Given a Binary tree, the task is to print all the internal nodes in a tree. 
An internal node is a node which carries at least one child or in other words, an internal node is not a leaf node. Here we intend to print all such internal nodes in level order. Consider the following Binary Tree:
 

Input: 
 

Output: 15 10 20

 

The way to solve this involves a BFS of the tree.
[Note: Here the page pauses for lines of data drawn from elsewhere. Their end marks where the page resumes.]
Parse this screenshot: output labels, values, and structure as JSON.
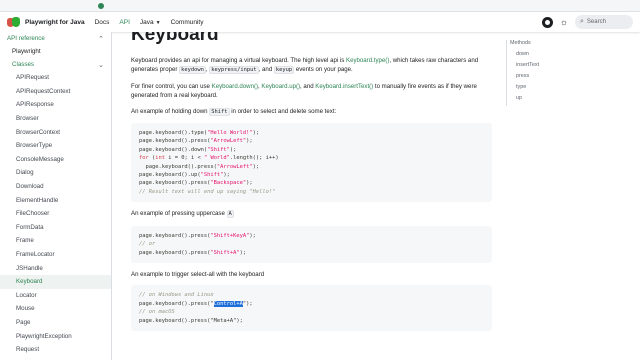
{
  "navbar": {
    "brand": "Playwright for Java",
    "links": [
      "Docs",
      "API"
    ],
    "language": "Java",
    "community": "Community",
    "search_placeholder": "Search"
  },
  "sidebar": {
    "section": "API reference",
    "top_link": "Playwright",
    "group": "Classes",
    "items": [
      "APIRequest",
      "APIRequestContext",
      "APIResponse",
      "Browser",
      "BrowserContext",
      "BrowserType",
      "ConsoleMessage",
      "Dialog",
      "Download",
      "ElementHandle",
      "FileChooser",
      "FormData",
      "Frame",
      "FrameLocator",
      "JSHandle",
      "Keyboard",
      "Locator",
      "Mouse",
      "Page",
      "PlaywrightException",
      "Request"
    ],
    "active": "Keyboard"
  },
  "main": {
    "title": "Keyboard",
    "intro": {
      "t1": "Keyboard provides an api for managing a virtual keyboard. The high level api is ",
      "link1": "Keyboard.type()",
      "t2": ", which takes raw characters and generates proper ",
      "k1": "keydown",
      "t3": ", ",
      "k2": "keypress/input",
      "t4": ", and ",
      "k3": "keyup",
      "t5": " events on your page."
    },
    "finer": {
      "t1": "For finer control, you can use ",
      "l1": "Keyboard.down()",
      "t2": ", ",
      "l2": "Keyboard.up()",
      "t3": ", and ",
      "l3": "Keyboard.insertText()",
      "t4": " to manually fire events as if they were generated from a real keyboard."
    },
    "ex1": {
      "text": "An example of holding down ",
      "kbd": "Shift",
      "text2": " in order to select and delete some text:"
    },
    "code1": [
      "page.keyboard().type(\"Hello World!\");",
      "page.keyboard().press(\"ArrowLeft\");",
      "page.keyboard().down(\"Shift\");",
      "for (int i = 0; i < \" World\".length(); i++)",
      "  page.keyboard().press(\"ArrowLeft\");",
      "page.keyboard().up(\"Shift\");",
      "page.keyboard().press(\"Backspace\");",
      "// Result text will end up saying \"Hello!\""
    ],
    "ex2": {
      "text": "An example of pressing uppercase ",
      "kbd": "A"
    },
    "code2": [
      "page.keyboard().press(\"Shift+KeyA\");",
      "// or",
      "page.keyboard().press(\"Shift+A\");"
    ],
    "ex3": {
      "text": "An example to trigger select-all with the keyboard"
    },
    "code3": {
      "c1": "// on Windows and Linux",
      "l2a": "page.keyboard().press(\"",
      "l2sel": "Control+A",
      "l2b": "\");",
      "c3": "// on macOS",
      "l4": "page.keyboard().press(\"Meta+A\");"
    }
  },
  "toc": {
    "head": "Methods",
    "items": [
      "down",
      "insertText",
      "press",
      "type",
      "up"
    ]
  },
  "colors": {
    "accent": "#2e8555",
    "code_bg": "#f6f7f8",
    "selection": "#1e6fd9"
  }
}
The algorithm is as follows: 
 

  • Do a level order traversal by pushing nodes in the queue one by one.
  • Pop the elements from the queue one by one and keep a track of following cases: 
    1. The node has a left child only.
    2. The node has a right child only.
    3. The node has both left and right child.
    4. The node has no children at all.
  • Except for case 4, print the data in the node for all the other 3 cases.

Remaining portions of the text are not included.